- Contributed by
- Bournemouth Libraries
- People in story:
- Mrs. Jean Shakespeare
- Location of story:
- North Nottinghamshire and Warwickshire
- Background to story:
- Civilian Force
- Article ID:
- Contributed on:
- 06 October 2004
I was evacuated from Solihull to Scrooby near Doncaster when the war started. I was eleven at the time and our whole school went.
We were situated between the Great North Road and the main railway line to Scotland. The railway was very busy. Every time a train went past the house shook. I remember the "Flying Scotsman" go by each day.
One day a Geman Heinkel crashed in a field near the school. Afterwards we searched for souvenirs. I collected some bullets which I kept for years afterwards. Later I found that they were still "live". The crew of the plane escaped, but we never heard what happened to them.
I didn't enjoy my time there at all. The people I was staying with made porridge on a Monday which was warmed up each day. It was horrible and lumpy. They had no children of their own. My cousin was staying with me too. The husband was a chapel man and we had to learn the 93rd psalm off by heart. They kept us out of the house during the day; not very nice in the winter.
One day my parents visited unexpectedly. I had been writing to them but the people I were staying with never sent my letters onto them. They were so appalled at the conditions that they took us straight home.
When I was 14 I left school and started working at the Rover factory in Solihull. It wasn't making cars then, but testing out a new design of jet engine. This was very secret and "hush hush". We weren't allowed to talk about it to anyone. I was working in the offices and used to have to take memos to where the jets were being tested. It was very noisy and it effected my hearing thereafter.

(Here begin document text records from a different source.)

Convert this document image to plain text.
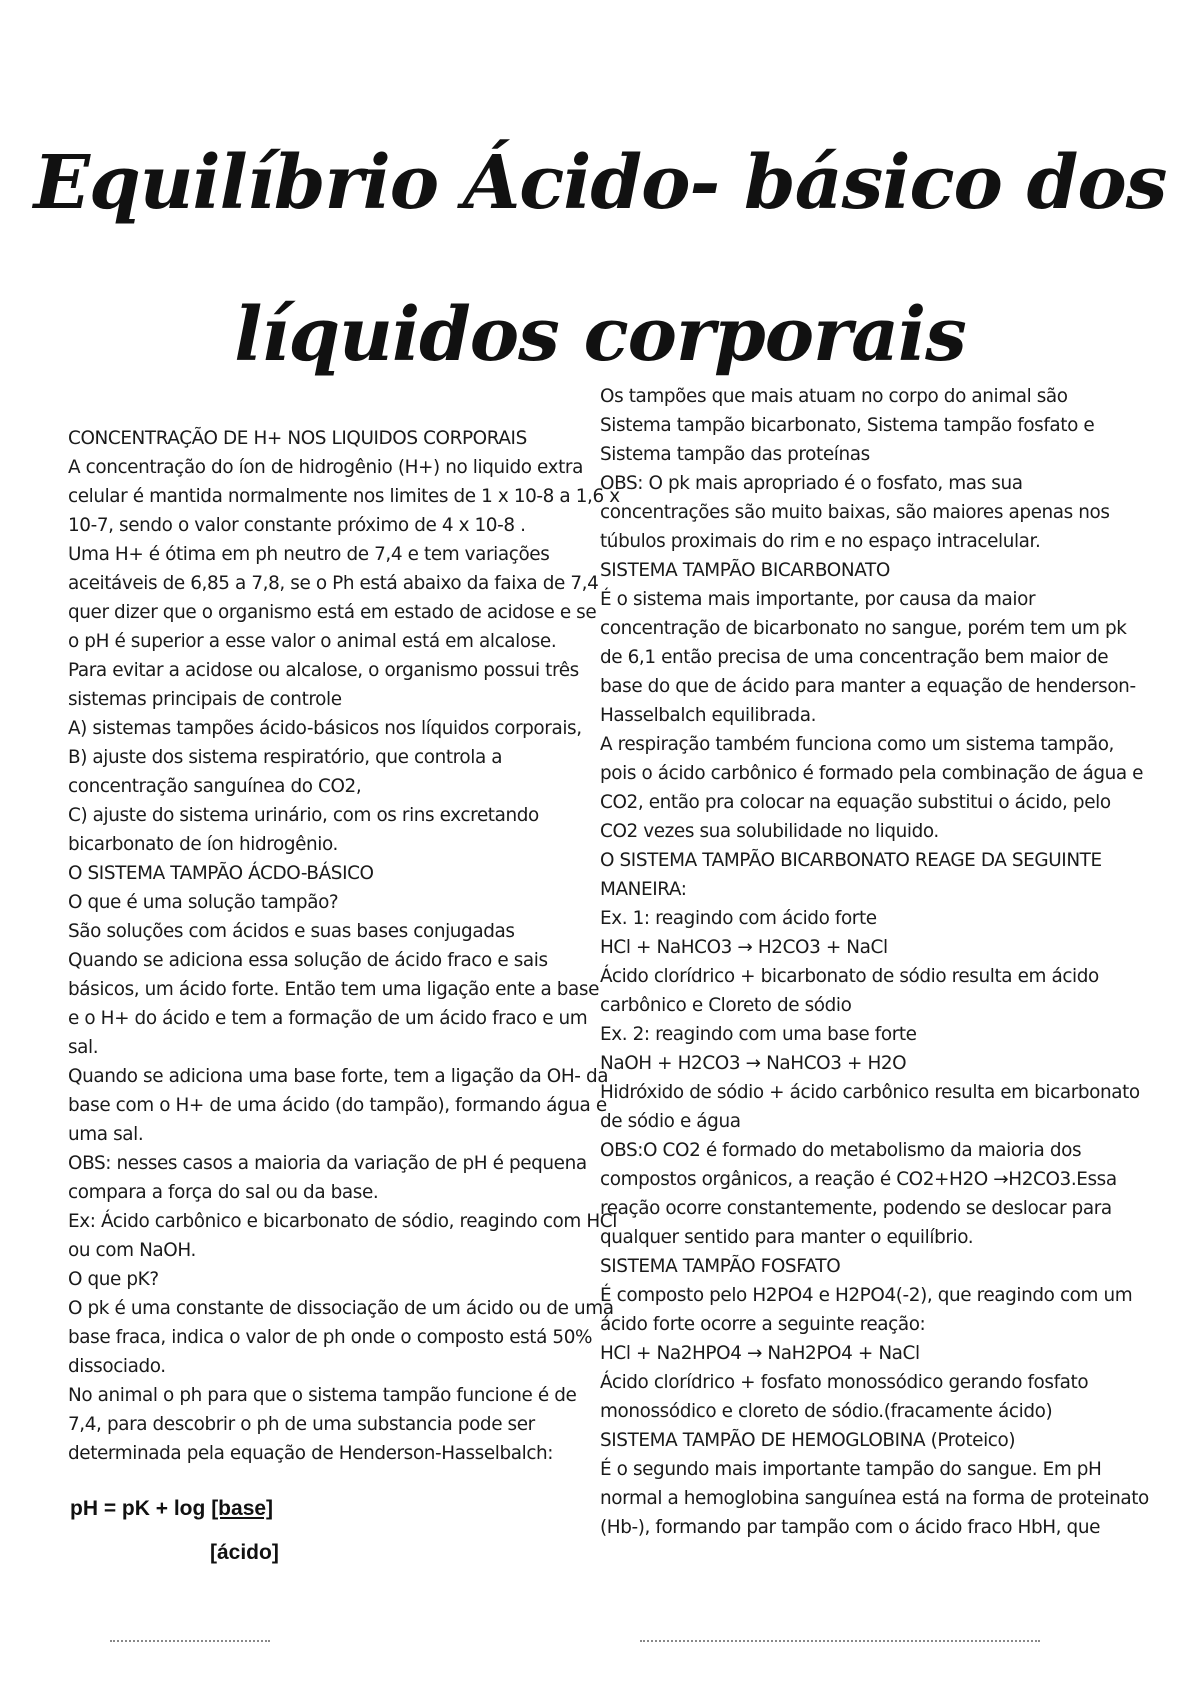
Equilíbrio Ácido- básico dos
líquidos corporais
CONCENTRAÇÃO DE H+ NOS LIQUIDOS CORPORAIS
A concentração do íon de hidrogênio (H+) no liquido extra
celular é mantida normalmente nos limites de 1 x 10-8 a 1,6 x
10-7, sendo o valor constante próximo de 4 x 10-8 .
Uma H+ é ótima em ph neutro de 7,4 e tem variações
aceitáveis de 6,85 a 7,8, se o Ph está abaixo da faixa de 7,4
quer dizer que o organismo está em estado de acidose e se
o pH é superior a esse valor o animal está em alcalose.
Para evitar a acidose ou alcalose, o organismo possui três
sistemas principais de controle
A) sistemas tampões ácido-básicos nos líquidos corporais,
B) ajuste dos sistema respiratório, que controla a
concentração sanguínea do CO2,
C) ajuste do sistema urinário, com os rins excretando
bicarbonato de íon hidrogênio.
O SISTEMA TAMPÃO ÁCDO-BÁSICO
O que é uma solução tampão?
São soluções com ácidos e suas bases conjugadas
Quando se adiciona essa solução de ácido fraco e sais
básicos, um ácido forte. Então tem uma ligação ente a base
e o H+ do ácido e tem a formação de um ácido fraco e um
sal.
Quando se adiciona uma base forte, tem a ligação da OH- da
base com o H+ de uma ácido (do tampão), formando água e
uma sal.
OBS: nesses casos a maioria da variação de pH é pequena
compara a força do sal ou da base.
Ex: Ácido carbônico e bicarbonato de sódio, reagindo com HCl
ou com NaOH.
O que pK?
O pk é uma constante de dissociação de um ácido ou de uma
base fraca, indica o valor de ph onde o composto está 50%
dissociado.
No animal o ph para que o sistema tampão funcione é de
7,4, para descobrir o ph de uma substancia pode ser
determinada pela equação de Henderson-Hasselbalch:
Os tampões que mais atuam no corpo do animal são
Sistema tampão bicarbonato, Sistema tampão fosfato e
Sistema tampão das proteínas
OBS: O pk mais apropriado é o fosfato, mas sua
concentrações são muito baixas, são maiores apenas nos
túbulos proximais do rim e no espaço intracelular.
SISTEMA TAMPÃO BICARBONATO
É o sistema mais importante, por causa da maior
concentração de bicarbonato no sangue, porém tem um pk
de 6,1 então precisa de uma concentração bem maior de
base do que de ácido para manter a equação de henderson-
Hasselbalch equilibrada.
A respiração também funciona como um sistema tampão,
pois o ácido carbônico é formado pela combinação de água e
CO2, então pra colocar na equação substitui o ácido, pelo
CO2 vezes sua solubilidade no liquido.
O SISTEMA TAMPÃO BICARBONATO REAGE DA SEGUINTE
MANEIRA:
Ex. 1: reagindo com ácido forte
HCl + NaHCO3 → H2CO3 + NaCl
Ácido clorídrico + bicarbonato de sódio resulta em ácido
carbônico e Cloreto de sódio
Ex. 2: reagindo com uma base forte
NaOH + H2CO3 → NaHCO3 + H2O
Hidróxido de sódio + ácido carbônico resulta em bicarbonato
de sódio e água
OBS:O CO2 é formado do metabolismo da maioria dos
compostos orgânicos, a reação é CO2+H2O →H2CO3.Essa
reação ocorre constantemente, podendo se deslocar para
qualquer sentido para manter o equilíbrio.
SISTEMA TAMPÃO FOSFATO
É composto pelo H2PO4 e H2PO4(-2), que reagindo com um
ácido forte ocorre a seguinte reação:
HCl + Na2HPO4 → NaH2PO4 + NaCl
Ácido clorídrico + fosfato monossódico gerando fosfato
monossódico e cloreto de sódio.(fracamente ácido)
SISTEMA TAMPÃO DE HEMOGLOBINA (Proteico)
É o segundo mais importante tampão do sangue. Em pH
normal a hemoglobina sanguínea está na forma de proteinato
(Hb-), formando par tampão com o ácido fraco HbH, que
pH = pK + log [base]
[ácido]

On Saturdays we all finished work at the same time. Suddenly, without warning one day, a Stuker aircraft started machine gunning us. We didn't look up but put on our tin hats and ran for cover. Some were killed, but things like that were kept quiet and not reported.
Shortly afterwards I joined the Land Army. We went for training at Redditch, which left me with lots of allegies. I was sent to Coventry, just at the time of the bombing. I worked on a dairy farm, taking the milk round to Exhall, by pony and trap. I enjoyed that. The milkmen were called Mr.Robin and Mr.Nightingale. We missed the bombs, but could see the effects on nearby
Coventry by the red sky over the city as it burned.
Then I went to Henley in Arden and later a larger farm with livestock. It was quieter there on this 2,000 acre estate. It was really hard work though, but I enjoyed it. We started milking at 4 o'clock. We had the first milking machine in the country. The winter of 1947 was one of the hardest ever, with 6ft. deep drifts. Instead of cycling, we had to walk to work.
I left the Land Army in 1948, just as it was winding down. The hours were long but we had some fun.